With computers, as with life, nothing is free. When compressing data, you’re exchanging processing cycles for disk space. And when that data is being read, there’s a cost associated with decompressing the data as well. Be sure to weigh the advantages of storage savings against the additional performance overhead.

If the input file to a MapReduce job contains compressed data, the time that is needed to read that data from HDFS is reduced and job performance is enhanced. The input data is decompressed automatically when it is being read by MapReduce.

The input filename extension determines which supported codec is used to automatically decompress the data. For example, a .gz extension identifies the file as a gzip-compressed file.

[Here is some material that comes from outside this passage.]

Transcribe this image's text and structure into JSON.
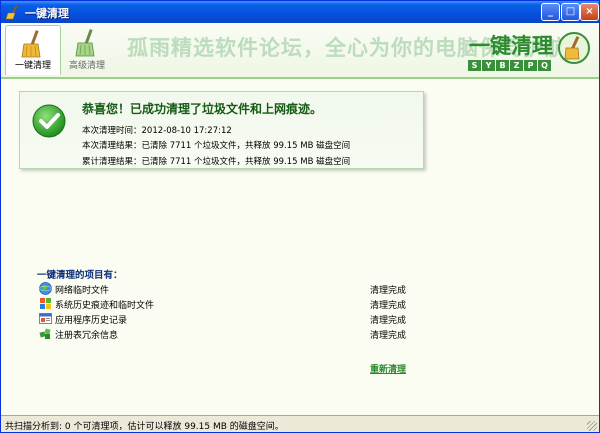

It can also be useful to compress the intermediate output of the map phase in the MapReduce processing flow. Because map function output is written to disk and shipped across the network to the reduce tasks, compressing the output can result in significant performance improvements.

And if you want to store the MapReduce output as history files for future use, compressing this data can significantly reduce the amount of needed space in HDFS.

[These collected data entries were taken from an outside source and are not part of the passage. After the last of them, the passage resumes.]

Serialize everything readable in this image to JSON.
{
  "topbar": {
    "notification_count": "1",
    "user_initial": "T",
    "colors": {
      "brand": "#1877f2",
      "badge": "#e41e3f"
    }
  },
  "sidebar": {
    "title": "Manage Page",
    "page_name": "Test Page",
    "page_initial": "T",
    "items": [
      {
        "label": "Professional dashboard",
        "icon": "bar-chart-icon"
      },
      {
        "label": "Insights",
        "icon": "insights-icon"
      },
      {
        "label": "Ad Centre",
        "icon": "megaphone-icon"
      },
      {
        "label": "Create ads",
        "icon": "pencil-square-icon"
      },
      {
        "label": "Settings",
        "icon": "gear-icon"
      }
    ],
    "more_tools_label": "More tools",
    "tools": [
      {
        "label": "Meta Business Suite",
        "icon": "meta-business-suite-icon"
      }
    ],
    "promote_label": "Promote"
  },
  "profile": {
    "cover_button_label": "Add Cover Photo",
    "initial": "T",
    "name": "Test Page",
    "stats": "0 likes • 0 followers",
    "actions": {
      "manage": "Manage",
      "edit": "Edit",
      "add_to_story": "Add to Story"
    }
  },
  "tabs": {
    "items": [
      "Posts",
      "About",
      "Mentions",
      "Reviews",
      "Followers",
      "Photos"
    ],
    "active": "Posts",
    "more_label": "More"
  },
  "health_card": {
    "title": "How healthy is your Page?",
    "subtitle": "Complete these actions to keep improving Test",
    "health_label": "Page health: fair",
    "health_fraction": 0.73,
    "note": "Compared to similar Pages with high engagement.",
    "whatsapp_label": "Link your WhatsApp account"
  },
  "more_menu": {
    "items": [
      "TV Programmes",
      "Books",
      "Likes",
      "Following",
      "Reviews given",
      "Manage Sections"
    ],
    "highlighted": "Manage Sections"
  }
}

There are many different compression algorithms and tools, and their characteristics and strengths vary. The most common trade-off is between compression ratios (the degree to which a file is compressed) and compress/decompress speeds. The Hadoop framework supports several codecs. The framework transparently compresses and decompresses most input and output file formats.

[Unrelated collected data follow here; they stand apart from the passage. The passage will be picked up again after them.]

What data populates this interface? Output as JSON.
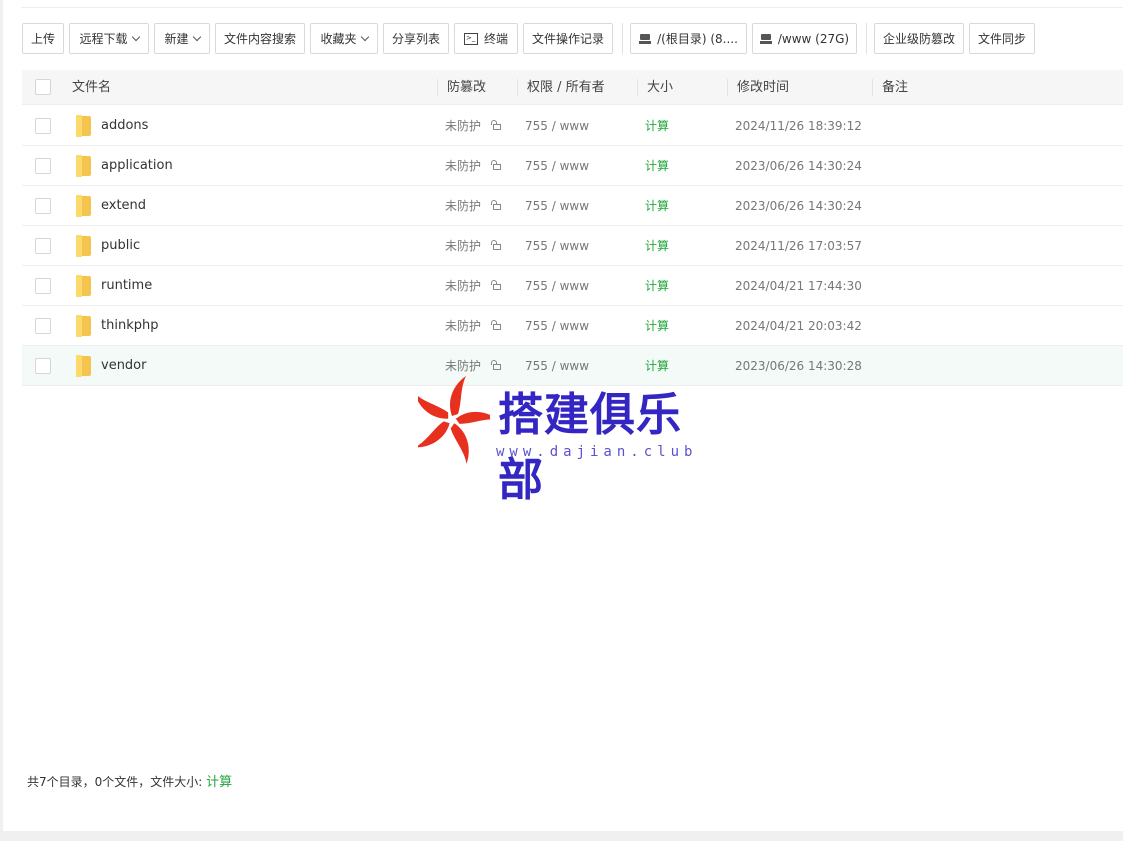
{
  "toolbar": {
    "upload": "上传",
    "remote_download": "远程下载",
    "new": "新建",
    "content_search": "文件内容搜索",
    "favorites": "收藏夹",
    "share_list": "分享列表",
    "terminal": "终端",
    "op_log": "文件操作记录",
    "disk_root": "/(根目录) (8....",
    "disk_www": "/www (27G)",
    "enterprise_tamper": "企业级防篡改",
    "file_sync": "文件同步"
  },
  "table": {
    "headers": {
      "name": "文件名",
      "tamper": "防篡改",
      "perm": "权限 / 所有者",
      "size": "大小",
      "mtime": "修改时间",
      "note": "备注"
    },
    "rows": [
      {
        "name": "addons",
        "tamper": "未防护",
        "perm": "755 / www",
        "size": "计算",
        "mtime": "2024/11/26 18:39:12"
      },
      {
        "name": "application",
        "tamper": "未防护",
        "perm": "755 / www",
        "size": "计算",
        "mtime": "2023/06/26 14:30:24"
      },
      {
        "name": "extend",
        "tamper": "未防护",
        "perm": "755 / www",
        "size": "计算",
        "mtime": "2023/06/26 14:30:24"
      },
      {
        "name": "public",
        "tamper": "未防护",
        "perm": "755 / www",
        "size": "计算",
        "mtime": "2024/11/26 17:03:57"
      },
      {
        "name": "runtime",
        "tamper": "未防护",
        "perm": "755 / www",
        "size": "计算",
        "mtime": "2024/04/21 17:44:30"
      },
      {
        "name": "thinkphp",
        "tamper": "未防护",
        "perm": "755 / www",
        "size": "计算",
        "mtime": "2024/04/21 20:03:42"
      },
      {
        "name": "vendor",
        "tamper": "未防护",
        "perm": "755 / www",
        "size": "计算",
        "mtime": "2023/06/26 14:30:28"
      }
    ]
  },
  "watermark": {
    "title": "搭建俱乐部",
    "url": "www.dajian.club",
    "colors": {
      "logo": "#e8301e",
      "text": "#3426c2"
    }
  },
  "footer": {
    "summary": "共7个目录，0个文件，文件大小:",
    "calc": "计算"
  },
  "colors": {
    "accent_green": "#20a53a",
    "selected_row": "#f3faf8"
  }
}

The following list identifies some common codecs that are supported by the Hadoop framework. Be sure to choose the codec that most closely matches the demands of your particular use case (for example, with workloads where the speed of processing is important, chose a codec with high decompression speeds):

  • Gzip: A compression utility that was adopted by the GNU project, Gzip (short for GNU zip) generates compressed files that have a .gz extension. You can use the gunzip command to decompress files that were created by a number of compression utilities, including Gzip.

  • Bzip2: From a usability standpoint, Bzip2 and Gzip are similar. Bzip2 generates a better compression ratio than does Gzip, but it’s much slower. In fact, Of all the available compression codecs in Hadoop, Bzip2 is by far the slowest.

    If you’re setting up an archive that you’ll rarely need to query and space is at a high premium, then maybe would Bzip2 be worth considering.

  • Snappy: The Snappy codec from Google provides modest compression ratios, but fast compression and decompression speeds. (In fact, it has the fastest decompression speeds, which makes it highly desirable for data sets that are likely to be queried often.)

    The Snappy codec is integrated into Hadoop Common, a set of common utilities that supports other Hadoop subprojects. You can use Snappy as an add-on for more recent versions of Hadoop that do not yet provide Snappy codec support.

  • LZO: Similar to Snappy, LZO (short for Lempel-Ziv-Oberhumer, the trio of computer scientists who came up with the algorithm) provides modest compression ratios, but fast compression and decompression speeds. LZO is licensed under the GNU Public License (GPL).

    LZO supports splittable compression, which enables the parallel processing of compressed text file splits by your MapReduce jobs. LZO needs to create an index when it compresses a file, because with variable-length compression blocks, an index is required to tell the mapper where it can safely split the compressed file. LZO is only really desirable if you need to compress text files.

Hadoop Codecs
Codec File Extension Splittable? Degree of Compression Compression Speed
Gzip .gz No Medium Medium
Bzip2 .bz2 Yes High Slow
Snappy .snappy No Medium Fast
LZO .lzo No, unless indexed Medium Fast

All compression algorithms must make trade-offs between the degree of compression and the speed of compression that they can achieve. The codecs that are listed provide you with some control over what the balance between the compression ratio and speed should be at compression time.

For example, Gzip lets you regulate the speed of compression by specifying a negative integer (or keyword), where –1 indicates the fastest compression level, and –9 indicates the slowest compression level. The default compression level is –6.